From The Nitrosyl Azide Potential Energy Hypersurface: A
High-Energy-Density Boom or Bust? J. Am. Chem. Soc. 1996, 118, 4860-4870 :
[Abstract] ...While the ring isomer is predicted to be the most stable structure on the
hypersurface, the barrier to dissociation is most likely between 1 and 2 kcal mol-1 (including zero-point vibrational
energy [ZPVE], the existence of any barrier becomes questionable) making isolation theoretically possible but
experimentally difficult. This small barrier also detracts from the attractiveness of the N4O ring structure as a high energy-density material. The trans-chain isomer, however, lies in an energy valley with higher sides, consistent
with its previous experimental observation.
[full text]...In an ideal five-membered ring
with 6 $\pi$ electrons, the $\pi$ electrons would be distributed evenly
among all the bonds. In the present case, the highly electronegative
O atom prefers to keep electrons around itself, leading
to a partial negative charge on the oxygen. Energetically, there
is a certain degree of stability associated with the ring isomer,
although not on the order of common aromatic systems.

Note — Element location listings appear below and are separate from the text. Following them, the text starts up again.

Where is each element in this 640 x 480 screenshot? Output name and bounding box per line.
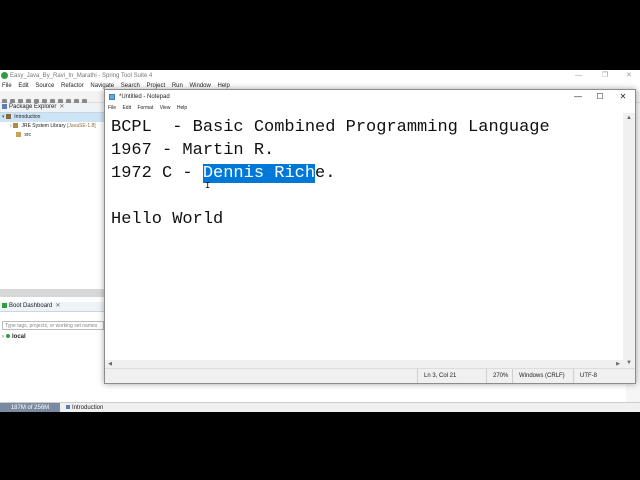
text-line-5: Hello World [111, 210, 224, 229]
notepad-menu-edit[interactable]: Edit [122, 105, 131, 111]
screen: Easy_Java_By_Ravi_In_Marathi - Spring To… [0, 70, 640, 412]
scroll-up-icon[interactable]: ▲ [623, 113, 635, 123]
notepad-menu-help[interactable]: Help [177, 105, 187, 111]
ide-menu-file[interactable]: File [2, 83, 12, 89]
ide-maximize-button[interactable]: ❐ [602, 70, 608, 82]
encoding: UTF-8 [573, 369, 597, 383]
local-server-icon [6, 334, 10, 338]
notepad-menu-format[interactable]: Format [137, 105, 153, 111]
tree-item-introduction[interactable]: ▾ Introduction [0, 113, 104, 122]
tree-item-jre-system-library[interactable]: › JRE System Library [JavaSE-1.8] [0, 122, 104, 131]
text-line-1: BCPL - Basic Combined Programming Langua… [111, 118, 550, 137]
boot-dashboard-icon [2, 302, 7, 308]
text-cursor-icon: I [205, 181, 211, 191]
chevron-right-icon[interactable]: › [10, 123, 12, 129]
close-icon[interactable]: ✕ [59, 104, 64, 110]
notepad-minimize-button[interactable]: — [567, 90, 589, 104]
chevron-right-icon[interactable]: › [2, 334, 4, 340]
heap-status[interactable]: 187M of 256M [0, 403, 60, 412]
package-explorer-icon [2, 103, 7, 109]
notepad-text-area[interactable]: BCPL - Basic Combined Programming Langua… [105, 113, 623, 368]
scroll-right-icon[interactable]: ▶ [613, 360, 623, 368]
cursor-position: Ln 3, Col 21 [417, 369, 456, 383]
notepad-status-bar: Ln 3, Col 21 270% Windows (CRLF) UTF-8 [105, 368, 635, 383]
selected-text: Dennis Rich [202, 164, 316, 183]
ide-menu-refactor[interactable]: Refactor [61, 83, 84, 89]
notepad-icon [109, 94, 115, 100]
package-explorer-tab[interactable]: Package Explorer ✕ [0, 103, 104, 113]
boot-dashboard-toolbar [56, 313, 104, 326]
scroll-left-icon[interactable]: ◀ [105, 360, 115, 368]
zoom-level: 270% [486, 369, 508, 383]
notepad-menu-file[interactable]: File [108, 105, 116, 111]
ide-menu-source[interactable]: Source [35, 83, 54, 89]
notepad-menu-view[interactable]: View [160, 105, 171, 111]
boot-dashboard-filter-input[interactable]: Type tags, projects, or working set name… [2, 321, 104, 330]
ide-window-title: Easy_Java_By_Ravi_In_Marathi - Spring To… [10, 73, 153, 79]
package-explorer-scrollbar[interactable] [0, 289, 104, 297]
library-icon [13, 123, 19, 129]
ide-menu-edit[interactable]: Edit [18, 83, 28, 89]
close-icon[interactable]: ✕ [55, 303, 60, 309]
notepad-maximize-button[interactable]: ☐ [589, 90, 611, 104]
project-folder-icon [5, 114, 11, 120]
notepad-close-button[interactable]: ✕ [612, 90, 634, 104]
tree-item-src[interactable]: src [0, 131, 104, 140]
notepad-horizontal-scrollbar[interactable]: ◀ ▶ [105, 360, 623, 368]
spring-tool-suite-icon [1, 72, 8, 79]
notepad-window: *Untitled - Notepad — ☐ ✕ File Edit Form… [104, 89, 636, 384]
notepad-vertical-scrollbar[interactable]: ▲ ▼ [623, 113, 635, 368]
text-line-2: 1967 - Martin R. [111, 141, 275, 160]
notepad-menu-bar: File Edit Format View Help [105, 104, 635, 113]
notepad-title: *Untitled - Notepad [119, 94, 170, 100]
scroll-down-icon[interactable]: ▼ [623, 358, 635, 368]
text-line-3: 1972 C - Dennis Riche. [111, 164, 336, 183]
boot-dashboard-tab[interactable]: Boot Dashboard ✕ [0, 302, 104, 312]
project-icon [66, 405, 70, 409]
ide-close-button[interactable]: ✕ [626, 70, 632, 82]
ide-minimize-button[interactable]: — [575, 70, 582, 82]
boot-dashboard-item-local[interactable]: › local [2, 333, 26, 342]
ide-status-bar: 187M of 256M Introduction [0, 402, 640, 412]
notepad-title-bar[interactable]: *Untitled - Notepad — ☐ ✕ [105, 90, 635, 104]
source-folder-icon [16, 132, 21, 138]
line-ending: Windows (CRLF) [512, 369, 565, 383]
ide-title-bar: Easy_Java_By_Ravi_In_Marathi - Spring To… [0, 70, 640, 82]
status-selection: Introduction [66, 403, 103, 412]
chevron-down-icon[interactable]: ▾ [2, 114, 5, 120]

The
ring isomer is predicted to be at most (DZP CISD) 20.9 kcal
mol-1 more stable than the trans-chain isomer; however, this
value decreases to 13.2 kcal mol-1 with TZ2P CCSD.

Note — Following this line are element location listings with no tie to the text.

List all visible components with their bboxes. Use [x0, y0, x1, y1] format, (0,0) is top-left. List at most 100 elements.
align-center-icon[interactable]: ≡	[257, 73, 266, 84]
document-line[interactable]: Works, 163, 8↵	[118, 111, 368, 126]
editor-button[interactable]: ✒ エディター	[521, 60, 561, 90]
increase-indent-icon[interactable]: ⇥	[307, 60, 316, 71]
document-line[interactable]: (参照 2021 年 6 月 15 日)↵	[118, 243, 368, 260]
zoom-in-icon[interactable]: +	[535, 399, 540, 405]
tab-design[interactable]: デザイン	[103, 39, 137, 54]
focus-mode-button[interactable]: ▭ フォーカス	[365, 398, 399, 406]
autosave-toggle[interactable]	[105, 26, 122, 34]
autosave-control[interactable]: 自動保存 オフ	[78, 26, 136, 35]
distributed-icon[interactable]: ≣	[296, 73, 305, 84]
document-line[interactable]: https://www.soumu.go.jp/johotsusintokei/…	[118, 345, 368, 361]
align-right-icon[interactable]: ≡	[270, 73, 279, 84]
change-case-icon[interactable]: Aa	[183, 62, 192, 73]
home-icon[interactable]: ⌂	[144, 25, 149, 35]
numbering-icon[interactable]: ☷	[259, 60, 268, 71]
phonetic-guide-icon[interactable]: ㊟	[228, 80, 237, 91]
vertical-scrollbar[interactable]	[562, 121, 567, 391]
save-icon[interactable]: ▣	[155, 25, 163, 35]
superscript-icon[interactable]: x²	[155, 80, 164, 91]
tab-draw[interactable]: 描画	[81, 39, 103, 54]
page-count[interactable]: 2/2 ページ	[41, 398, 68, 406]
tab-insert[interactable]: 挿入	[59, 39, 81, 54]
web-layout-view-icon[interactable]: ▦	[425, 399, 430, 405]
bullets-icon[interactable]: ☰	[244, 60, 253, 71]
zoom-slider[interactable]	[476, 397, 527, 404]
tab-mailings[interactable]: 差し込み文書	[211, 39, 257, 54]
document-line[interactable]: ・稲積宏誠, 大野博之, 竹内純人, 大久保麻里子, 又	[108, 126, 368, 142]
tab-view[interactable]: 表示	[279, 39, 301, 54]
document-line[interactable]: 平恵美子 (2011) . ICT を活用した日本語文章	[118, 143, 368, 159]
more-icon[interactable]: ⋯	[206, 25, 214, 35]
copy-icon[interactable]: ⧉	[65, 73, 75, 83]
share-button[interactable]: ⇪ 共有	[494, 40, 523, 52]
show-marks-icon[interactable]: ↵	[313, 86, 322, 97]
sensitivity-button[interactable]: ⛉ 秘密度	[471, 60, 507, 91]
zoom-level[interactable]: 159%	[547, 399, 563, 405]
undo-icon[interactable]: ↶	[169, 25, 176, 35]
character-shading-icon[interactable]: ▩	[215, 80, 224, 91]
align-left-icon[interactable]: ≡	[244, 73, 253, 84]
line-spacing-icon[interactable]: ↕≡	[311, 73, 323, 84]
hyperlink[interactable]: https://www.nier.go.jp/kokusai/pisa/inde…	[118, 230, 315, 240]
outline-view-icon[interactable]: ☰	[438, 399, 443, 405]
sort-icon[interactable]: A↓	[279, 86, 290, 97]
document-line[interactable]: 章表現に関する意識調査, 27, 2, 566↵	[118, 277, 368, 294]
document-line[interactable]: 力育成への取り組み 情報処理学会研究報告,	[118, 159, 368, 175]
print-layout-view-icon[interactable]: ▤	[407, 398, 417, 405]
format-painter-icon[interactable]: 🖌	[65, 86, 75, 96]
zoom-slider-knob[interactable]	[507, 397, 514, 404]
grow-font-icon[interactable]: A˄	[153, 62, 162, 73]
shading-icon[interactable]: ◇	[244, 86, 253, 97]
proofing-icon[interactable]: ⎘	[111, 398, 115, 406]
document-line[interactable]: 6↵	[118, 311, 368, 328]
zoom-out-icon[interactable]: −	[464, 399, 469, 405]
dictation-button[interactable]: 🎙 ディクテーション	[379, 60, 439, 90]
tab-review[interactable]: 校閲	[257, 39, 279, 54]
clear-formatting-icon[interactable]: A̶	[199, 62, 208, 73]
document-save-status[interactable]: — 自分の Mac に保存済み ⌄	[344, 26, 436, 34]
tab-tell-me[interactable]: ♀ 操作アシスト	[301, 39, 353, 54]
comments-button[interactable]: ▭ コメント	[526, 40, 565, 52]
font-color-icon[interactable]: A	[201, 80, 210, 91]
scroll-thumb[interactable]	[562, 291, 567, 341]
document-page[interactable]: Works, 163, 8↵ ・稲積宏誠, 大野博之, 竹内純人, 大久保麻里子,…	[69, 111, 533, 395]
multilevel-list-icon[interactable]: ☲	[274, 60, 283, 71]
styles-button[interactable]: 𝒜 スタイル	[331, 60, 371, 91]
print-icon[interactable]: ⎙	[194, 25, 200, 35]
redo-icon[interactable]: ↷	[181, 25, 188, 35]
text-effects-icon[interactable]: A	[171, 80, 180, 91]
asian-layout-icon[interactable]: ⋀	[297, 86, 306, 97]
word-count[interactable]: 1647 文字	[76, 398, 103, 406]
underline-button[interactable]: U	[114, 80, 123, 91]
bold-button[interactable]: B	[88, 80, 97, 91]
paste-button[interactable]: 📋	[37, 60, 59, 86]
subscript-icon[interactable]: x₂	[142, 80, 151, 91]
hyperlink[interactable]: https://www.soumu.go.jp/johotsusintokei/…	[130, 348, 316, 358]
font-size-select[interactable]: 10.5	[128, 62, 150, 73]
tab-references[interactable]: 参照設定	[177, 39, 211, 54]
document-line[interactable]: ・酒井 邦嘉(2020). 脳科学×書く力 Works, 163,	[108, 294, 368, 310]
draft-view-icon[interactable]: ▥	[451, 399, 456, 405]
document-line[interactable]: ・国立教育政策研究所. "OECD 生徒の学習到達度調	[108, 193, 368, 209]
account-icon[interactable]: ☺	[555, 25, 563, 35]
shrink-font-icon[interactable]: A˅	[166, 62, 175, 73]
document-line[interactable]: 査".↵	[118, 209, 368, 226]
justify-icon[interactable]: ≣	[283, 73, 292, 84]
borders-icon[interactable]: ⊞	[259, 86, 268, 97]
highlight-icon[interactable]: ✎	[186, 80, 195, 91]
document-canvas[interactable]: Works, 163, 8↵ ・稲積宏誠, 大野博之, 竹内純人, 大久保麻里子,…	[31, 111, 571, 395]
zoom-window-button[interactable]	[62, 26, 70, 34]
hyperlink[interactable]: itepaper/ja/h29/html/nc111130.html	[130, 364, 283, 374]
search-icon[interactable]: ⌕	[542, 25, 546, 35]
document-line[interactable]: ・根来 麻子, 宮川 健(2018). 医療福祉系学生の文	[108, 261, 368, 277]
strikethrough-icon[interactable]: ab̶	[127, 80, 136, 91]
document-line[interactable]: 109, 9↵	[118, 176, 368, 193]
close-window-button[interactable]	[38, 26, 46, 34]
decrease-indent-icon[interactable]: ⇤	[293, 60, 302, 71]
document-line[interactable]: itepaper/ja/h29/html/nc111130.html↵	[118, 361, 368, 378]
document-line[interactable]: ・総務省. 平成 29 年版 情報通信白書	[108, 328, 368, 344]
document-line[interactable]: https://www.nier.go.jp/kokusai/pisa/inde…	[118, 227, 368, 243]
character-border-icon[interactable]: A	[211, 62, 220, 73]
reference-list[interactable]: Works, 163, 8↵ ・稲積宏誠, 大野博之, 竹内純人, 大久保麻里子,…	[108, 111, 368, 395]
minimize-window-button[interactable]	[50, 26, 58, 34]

The ring isomer TS to dissociation into N2 and N2O is shown
in Figure 5. ... Energetically, the barrier to dissociation
is at most 15.3 kcal mol-1 (DZP CISD) and drops lower
with improvements in both basis set and correlation scheme.

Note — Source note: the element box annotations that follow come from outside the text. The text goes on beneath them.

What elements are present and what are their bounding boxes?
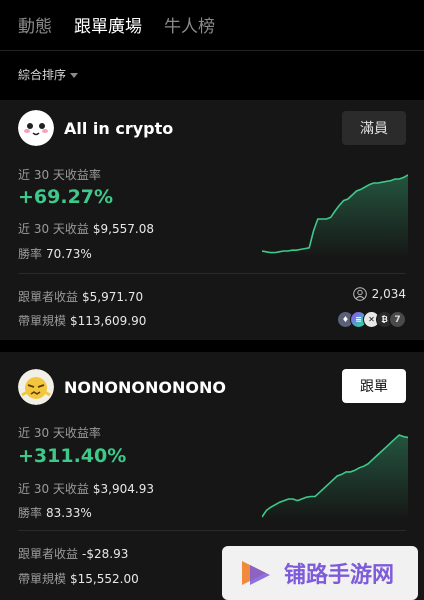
aum-value: $15,552.00 (70, 572, 139, 586)
full-button[interactable]: 滿員 (342, 111, 406, 145)
followers-value: 2,034 (371, 287, 406, 301)
trader-header: All in crypto (18, 110, 173, 146)
winrate-stat: 勝率 83.33% (18, 504, 92, 521)
pnl-label: 近 30 天收益 (18, 482, 89, 496)
followers-count: 2,034 (352, 287, 406, 301)
pnl-stat: 近 30 天收益 $3,904.93 (18, 480, 154, 497)
trader-card[interactable]: All in crypto 滿員 近 30 天收益率 +69.27% 近 30 … (0, 100, 424, 340)
follower-pnl-stat: 跟單者收益 $5,971.70 (18, 288, 143, 305)
pnl-value: $9,557.08 (92, 222, 154, 236)
aum-stat: 帶單規模 $15,552.00 (18, 570, 139, 587)
return-label: 近 30 天收益率 (18, 168, 101, 182)
aum-label: 帶單規模 (18, 572, 67, 586)
winrate-stat: 勝率 70.73% (18, 245, 92, 262)
sparkline-area (262, 175, 408, 258)
follower-pnl-stat: 跟單者收益 -$28.93 (18, 545, 128, 562)
watermark-overlay: 铺路手游网 (222, 546, 418, 600)
return-label: 近 30 天收益率 (18, 426, 101, 440)
top-tabs: 動態 跟單廣場 牛人榜 (18, 12, 215, 37)
winrate-label: 勝率 (18, 506, 43, 520)
tab-feed[interactable]: 動態 (18, 12, 52, 37)
aum-stat: 帶單規模 $113,609.90 (18, 312, 146, 329)
card-separator (18, 530, 406, 531)
user-icon (352, 287, 367, 301)
follower-pnl-value: $5,971.70 (82, 290, 144, 304)
card-separator (18, 273, 406, 274)
follower-pnl-label: 跟單者收益 (18, 547, 79, 561)
tab-leaderboard[interactable]: 牛人榜 (164, 12, 215, 37)
trader-header: NONONONONONO (18, 369, 226, 405)
trader-name[interactable]: All in crypto (64, 119, 173, 138)
sort-label: 綜合排序 (18, 68, 67, 82)
tab-copy-trading-square[interactable]: 跟單廣場 (74, 12, 142, 37)
tabs-divider (0, 50, 424, 51)
pnl-stat: 近 30 天收益 $9,557.08 (18, 220, 154, 237)
sort-dropdown[interactable]: 綜合排序 (18, 66, 79, 83)
trader-avatar (18, 369, 54, 405)
follower-pnl-value: -$28.93 (82, 547, 129, 561)
trader-avatar (18, 110, 54, 146)
watermark-text: 铺路手游网 (284, 563, 395, 588)
winrate-value: 83.33% (46, 506, 92, 520)
return-percentage: +311.40% (18, 445, 127, 467)
watermark-logo-icon (242, 561, 270, 585)
aum-label: 帶單規模 (18, 314, 67, 328)
winrate-value: 70.73% (46, 247, 92, 261)
pnl-sparkline (262, 434, 408, 520)
winrate-label: 勝率 (18, 247, 43, 261)
pnl-value: $3,904.93 (92, 482, 154, 496)
extra-coins-badge: 7 (389, 311, 406, 328)
trader-name[interactable]: NONONONONONO (64, 378, 226, 397)
traded-coins: ♦ ≡ ✕ ₿ 7 (337, 311, 406, 328)
pnl-sparkline (262, 174, 408, 258)
follower-pnl-label: 跟單者收益 (18, 290, 79, 304)
follow-button[interactable]: 跟單 (342, 369, 406, 403)
aum-value: $113,609.90 (70, 314, 147, 328)
pnl-label: 近 30 天收益 (18, 222, 89, 236)
return-percentage: +69.27% (18, 186, 114, 208)
caret-down-icon (70, 73, 79, 78)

In going from a DZP to a TZ2P basis set, for example, this
barrier drops by 5.2 kcal mol-1 for CISD and 4.3 kcal mol-1
for CCSD. Assuming a similar trend in moving from DZP
CCSD(T) to TZ2P CCSD(T), the ring dissociation barrier is
expected to drop to 1-2 kcal mol-1 with the addition of f-type
functions possibly making it even lower. A barrier of this size
lies below the ZPVE, throwing doubt on the existence of the
N4O ring isomer.
So thermodynamically, yes, the ring form is the lowest energy isomer. However, all the isomers are unstable to decomposition and the linear isomer is in a deeper potential energy well than the ring isomer. Therefore, the linear isomer is easier to observe experimentally for kinetic reasons.
There may be additional information in Theoretical study on structures and stabilities of N4X (X = O, S, Se, Te) series International Journal of Quantum Chemistry Volume 109, pages 226–235.